Бажена почувствовала, что ноги ее не держат. Опираясь на мебель, она кое-как дошла до лестницы, долго поднималась по ступеням, пытаясь разглядеть их за потоком слез, но в конце концов добралась до собственной спальни. Упала на кровать и наконец-то в голос разревелась. Сейчас она была готова продать все тайны мира за то, чтобы родители ее простили. Но такой сделки ей никто не предлагал.
***
Береслава закончила наставления и выставила домоправителя за дверь. Едва он вышел, в комнату протиснулись три служанки, несущие большие подносы с ужином. Анджей отложил в сторону газету и пересел с кровати за стол.

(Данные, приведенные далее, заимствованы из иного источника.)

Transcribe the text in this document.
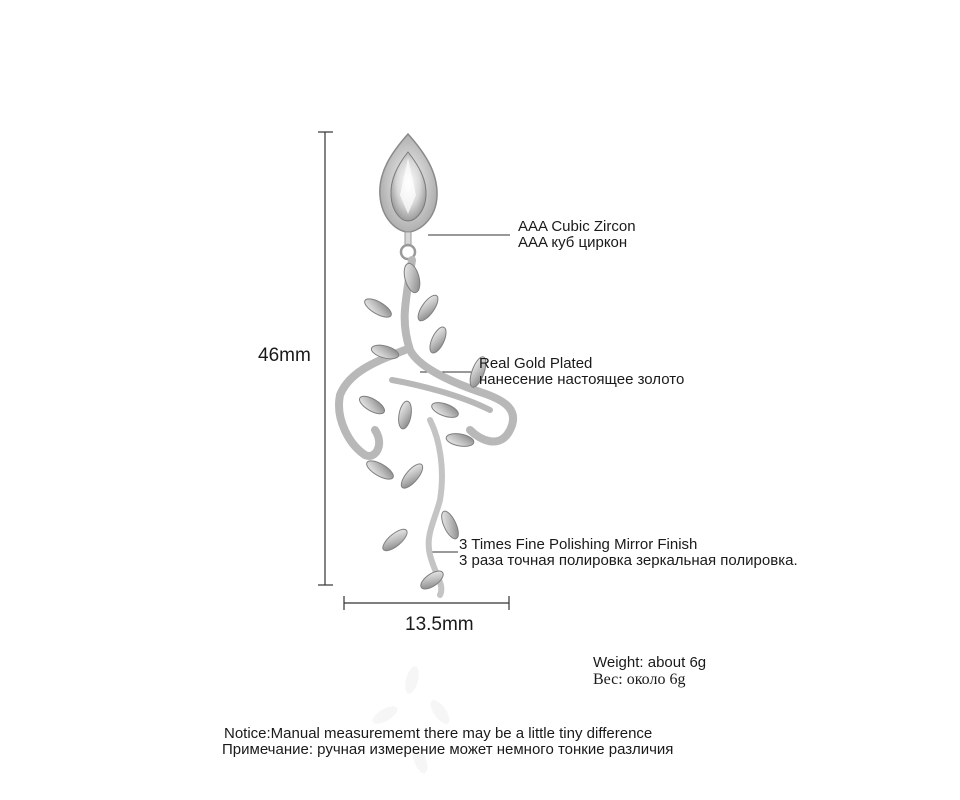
46mm
13.5mm
AAA Cubic Zircon
AAA куб циркон
Real Gold Plated
нанесение настоящее золото
3 Times Fine Polishing Mirror Finish
3 раза точная полировка зеркальная полировка.
Weight: about 6g
Вес: около 6g
Notice:Manual measurememt there may be a little tiny difference
Примечание: ручная измерение может немного тонкие различия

— Интересно, куда она ездила?
— К донам Тих, — уверенно ответила Береслава, пробуя суп.
— Кучер сказал?
— Зачем мне кучер, если у меня есть собственная голова на плечах? Ты Бажену не знаешь? Ну куда она еще могла помчаться после болезни? Только туда. Девицы дали ей от ворот поворот, она расстроилась, разнылась и бродила где-нибудь в тяжких раздумьях, пока не опомнилась. Суть в другом: она взяла без спроса коляску. И без разрешения поехала невесть куда. Понимаешь? Такого поощрять нельзя. Тем более накануне большого бала. Эдак она возомнит, что сама может выбирать себе друзей и жениха! Нам такого счастья не надо. Так что пусть девочка хорошенько поплачет, выспится, а перед балом, надеюсь, она будет как шелковая. В конце концов послушание — это добродетель. Которую я все никак не могу ей привить в должной мере! Ну ладно, главное замуж ее удачно выдать. И пусть муж разбирается с ее характером.